Bryan Henderson is an unusual fella. He’s annoying to some, and a grammar hero to others. He’s a software engineer. He wears the same red polo shirt every day (he owns eight of them), he eats a chicken sandwich in the company cafeteria every single day. And for nine years, every Sunday night, he sits down at his computer and corrects the same, obscure grammatical mistake on Wikipedia over and over and over.
Known as Giraffedata on Wikipedia, Henderson runs a software program he created to find all of the instances of “comprised of,” and he goes into each of those Wikipedia entries and manually changes them. Why? Well, the short answer is that, when people write “comprised of,” what they really mean is “consist of,” or “composed of.” The long answer? Henderson has a 6,000 word essay explaining exactly why “comprised of” is grammatically incorrect.
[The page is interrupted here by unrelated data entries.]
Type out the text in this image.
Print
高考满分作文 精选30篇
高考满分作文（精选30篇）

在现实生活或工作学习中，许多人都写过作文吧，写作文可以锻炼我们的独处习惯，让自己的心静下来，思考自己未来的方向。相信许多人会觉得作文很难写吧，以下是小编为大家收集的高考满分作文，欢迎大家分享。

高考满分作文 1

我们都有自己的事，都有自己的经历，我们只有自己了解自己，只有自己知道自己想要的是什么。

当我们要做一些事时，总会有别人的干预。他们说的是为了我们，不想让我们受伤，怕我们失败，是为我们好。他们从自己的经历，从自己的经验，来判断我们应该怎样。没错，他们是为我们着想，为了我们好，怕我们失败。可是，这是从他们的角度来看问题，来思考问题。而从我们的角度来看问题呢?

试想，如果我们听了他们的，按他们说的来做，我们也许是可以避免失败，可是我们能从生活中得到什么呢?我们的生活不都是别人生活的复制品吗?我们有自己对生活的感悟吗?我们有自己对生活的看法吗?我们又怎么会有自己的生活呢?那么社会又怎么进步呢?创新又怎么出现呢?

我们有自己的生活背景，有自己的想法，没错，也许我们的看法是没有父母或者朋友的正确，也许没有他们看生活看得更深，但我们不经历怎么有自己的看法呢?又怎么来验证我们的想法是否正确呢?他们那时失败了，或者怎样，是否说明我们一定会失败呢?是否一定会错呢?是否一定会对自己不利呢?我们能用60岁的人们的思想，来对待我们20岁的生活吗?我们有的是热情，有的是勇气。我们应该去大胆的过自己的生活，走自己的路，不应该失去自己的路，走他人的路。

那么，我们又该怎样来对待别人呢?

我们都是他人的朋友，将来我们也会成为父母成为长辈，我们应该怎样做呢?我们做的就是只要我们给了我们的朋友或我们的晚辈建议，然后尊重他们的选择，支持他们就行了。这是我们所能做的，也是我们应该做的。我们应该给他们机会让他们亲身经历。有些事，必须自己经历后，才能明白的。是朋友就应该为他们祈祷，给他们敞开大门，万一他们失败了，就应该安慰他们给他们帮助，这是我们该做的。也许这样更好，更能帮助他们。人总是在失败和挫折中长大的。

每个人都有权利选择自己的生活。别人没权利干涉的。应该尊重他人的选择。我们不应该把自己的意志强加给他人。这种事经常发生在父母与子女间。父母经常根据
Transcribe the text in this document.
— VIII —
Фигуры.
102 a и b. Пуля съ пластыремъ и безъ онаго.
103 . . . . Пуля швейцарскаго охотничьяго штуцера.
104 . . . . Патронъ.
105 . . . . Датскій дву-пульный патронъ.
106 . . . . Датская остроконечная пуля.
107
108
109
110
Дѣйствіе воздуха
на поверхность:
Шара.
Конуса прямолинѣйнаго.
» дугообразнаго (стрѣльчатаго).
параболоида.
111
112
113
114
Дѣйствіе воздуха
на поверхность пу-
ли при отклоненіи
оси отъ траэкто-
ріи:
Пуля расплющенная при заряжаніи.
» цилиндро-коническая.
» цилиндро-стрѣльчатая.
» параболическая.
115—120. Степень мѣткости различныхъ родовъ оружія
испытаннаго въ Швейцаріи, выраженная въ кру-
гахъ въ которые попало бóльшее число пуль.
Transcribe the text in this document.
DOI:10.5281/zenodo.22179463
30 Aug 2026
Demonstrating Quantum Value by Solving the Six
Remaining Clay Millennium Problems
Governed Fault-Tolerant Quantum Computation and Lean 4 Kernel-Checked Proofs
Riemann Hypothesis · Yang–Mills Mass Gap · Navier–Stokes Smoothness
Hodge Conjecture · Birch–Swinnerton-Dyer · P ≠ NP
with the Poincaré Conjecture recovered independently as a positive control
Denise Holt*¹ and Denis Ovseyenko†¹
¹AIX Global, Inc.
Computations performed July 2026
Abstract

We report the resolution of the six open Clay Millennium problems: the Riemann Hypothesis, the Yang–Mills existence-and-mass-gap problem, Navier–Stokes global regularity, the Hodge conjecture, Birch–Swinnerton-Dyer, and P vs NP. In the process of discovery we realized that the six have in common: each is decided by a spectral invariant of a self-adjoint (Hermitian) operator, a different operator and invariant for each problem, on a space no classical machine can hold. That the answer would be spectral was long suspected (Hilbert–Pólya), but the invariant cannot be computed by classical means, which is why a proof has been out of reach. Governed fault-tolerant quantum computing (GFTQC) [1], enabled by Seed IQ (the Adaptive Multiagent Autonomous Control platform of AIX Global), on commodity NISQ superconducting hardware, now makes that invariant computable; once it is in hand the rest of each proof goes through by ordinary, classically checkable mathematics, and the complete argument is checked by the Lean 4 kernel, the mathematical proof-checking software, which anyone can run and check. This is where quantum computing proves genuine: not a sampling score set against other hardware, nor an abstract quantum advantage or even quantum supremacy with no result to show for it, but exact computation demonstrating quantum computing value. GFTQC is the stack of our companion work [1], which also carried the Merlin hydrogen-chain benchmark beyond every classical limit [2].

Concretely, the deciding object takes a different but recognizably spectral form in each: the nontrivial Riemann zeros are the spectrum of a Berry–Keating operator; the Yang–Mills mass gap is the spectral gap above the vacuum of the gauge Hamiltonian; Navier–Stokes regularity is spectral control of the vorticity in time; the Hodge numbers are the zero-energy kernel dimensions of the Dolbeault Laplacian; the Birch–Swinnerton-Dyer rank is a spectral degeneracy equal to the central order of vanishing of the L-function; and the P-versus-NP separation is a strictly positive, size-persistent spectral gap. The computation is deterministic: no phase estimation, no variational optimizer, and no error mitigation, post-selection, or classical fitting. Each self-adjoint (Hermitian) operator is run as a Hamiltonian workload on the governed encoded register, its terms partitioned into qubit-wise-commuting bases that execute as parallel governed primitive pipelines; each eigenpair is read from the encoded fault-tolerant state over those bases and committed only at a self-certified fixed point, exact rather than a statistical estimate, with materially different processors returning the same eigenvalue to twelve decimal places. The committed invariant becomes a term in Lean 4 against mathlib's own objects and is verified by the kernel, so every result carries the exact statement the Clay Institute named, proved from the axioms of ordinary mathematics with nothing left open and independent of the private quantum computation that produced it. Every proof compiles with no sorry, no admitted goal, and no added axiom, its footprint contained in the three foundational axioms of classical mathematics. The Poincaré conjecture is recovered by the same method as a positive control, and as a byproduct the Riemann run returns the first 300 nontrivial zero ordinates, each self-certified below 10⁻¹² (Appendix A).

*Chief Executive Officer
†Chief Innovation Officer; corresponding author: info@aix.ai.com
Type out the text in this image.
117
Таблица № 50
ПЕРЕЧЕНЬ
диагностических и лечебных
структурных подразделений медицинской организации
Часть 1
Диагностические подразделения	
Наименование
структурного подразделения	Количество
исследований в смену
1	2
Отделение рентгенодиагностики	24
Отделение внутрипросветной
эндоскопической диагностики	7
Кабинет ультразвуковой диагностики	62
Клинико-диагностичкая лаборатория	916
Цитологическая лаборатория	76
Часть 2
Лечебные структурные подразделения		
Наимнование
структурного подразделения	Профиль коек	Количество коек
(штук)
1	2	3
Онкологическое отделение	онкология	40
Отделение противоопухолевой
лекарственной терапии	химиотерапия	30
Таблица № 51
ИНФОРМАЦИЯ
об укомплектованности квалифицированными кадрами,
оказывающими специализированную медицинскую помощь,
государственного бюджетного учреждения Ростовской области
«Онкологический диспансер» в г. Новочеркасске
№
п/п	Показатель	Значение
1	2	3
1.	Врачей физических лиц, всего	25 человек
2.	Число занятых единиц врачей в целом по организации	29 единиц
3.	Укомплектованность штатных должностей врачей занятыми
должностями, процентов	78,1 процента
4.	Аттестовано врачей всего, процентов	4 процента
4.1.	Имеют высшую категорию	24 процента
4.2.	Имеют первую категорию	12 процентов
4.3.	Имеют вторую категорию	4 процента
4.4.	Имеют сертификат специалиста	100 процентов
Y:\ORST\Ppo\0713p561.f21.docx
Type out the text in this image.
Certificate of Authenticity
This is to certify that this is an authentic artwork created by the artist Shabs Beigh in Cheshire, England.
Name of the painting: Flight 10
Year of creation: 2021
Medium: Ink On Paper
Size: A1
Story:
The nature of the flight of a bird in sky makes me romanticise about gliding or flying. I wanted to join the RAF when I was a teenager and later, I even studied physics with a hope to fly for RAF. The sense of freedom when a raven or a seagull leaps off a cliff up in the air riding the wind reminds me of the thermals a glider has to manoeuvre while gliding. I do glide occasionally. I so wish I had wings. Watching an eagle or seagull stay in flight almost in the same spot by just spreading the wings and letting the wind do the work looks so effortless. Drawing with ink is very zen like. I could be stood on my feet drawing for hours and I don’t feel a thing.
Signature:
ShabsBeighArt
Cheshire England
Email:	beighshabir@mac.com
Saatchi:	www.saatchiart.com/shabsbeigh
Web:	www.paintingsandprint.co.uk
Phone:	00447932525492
Why does he care? It’s not that he’s trying to change the world. As he said in a great profile on Wikipedia’s Ultimate WikiGnome on Medium, it’s just that he finds it satisfying. It makes him happy. Moreover, as he said in an interview on the Reply All podcast, in a small way, it physically pains him to see this mistake made over and over again. It took Henderson three years to get through the first 16,000 usages of the phrase, but since then, he’s been running a steady clip of 50-100 every week. He’s made the change about 48,000 times now.
In fact, there’s a lot of incorrect usages that he finds troubling — he thinks people should continue to use “luncheon” instead of “lunch,” for instance — and if it were up to him, the English language would remain static. In his opinion, people should stop using grammar that “sounds right” instead of grammar that is logically correct. But for now, he’s content with being Wikipedia’s “comprised of” overlord, at least until Wikipedia management changes its mind and concludes that “comprised of” is appropriate to their manual of style. Until then, however, editors on Wikipedia can rest assured that anytime they use the phrase, it will be changed by the following Monday morning.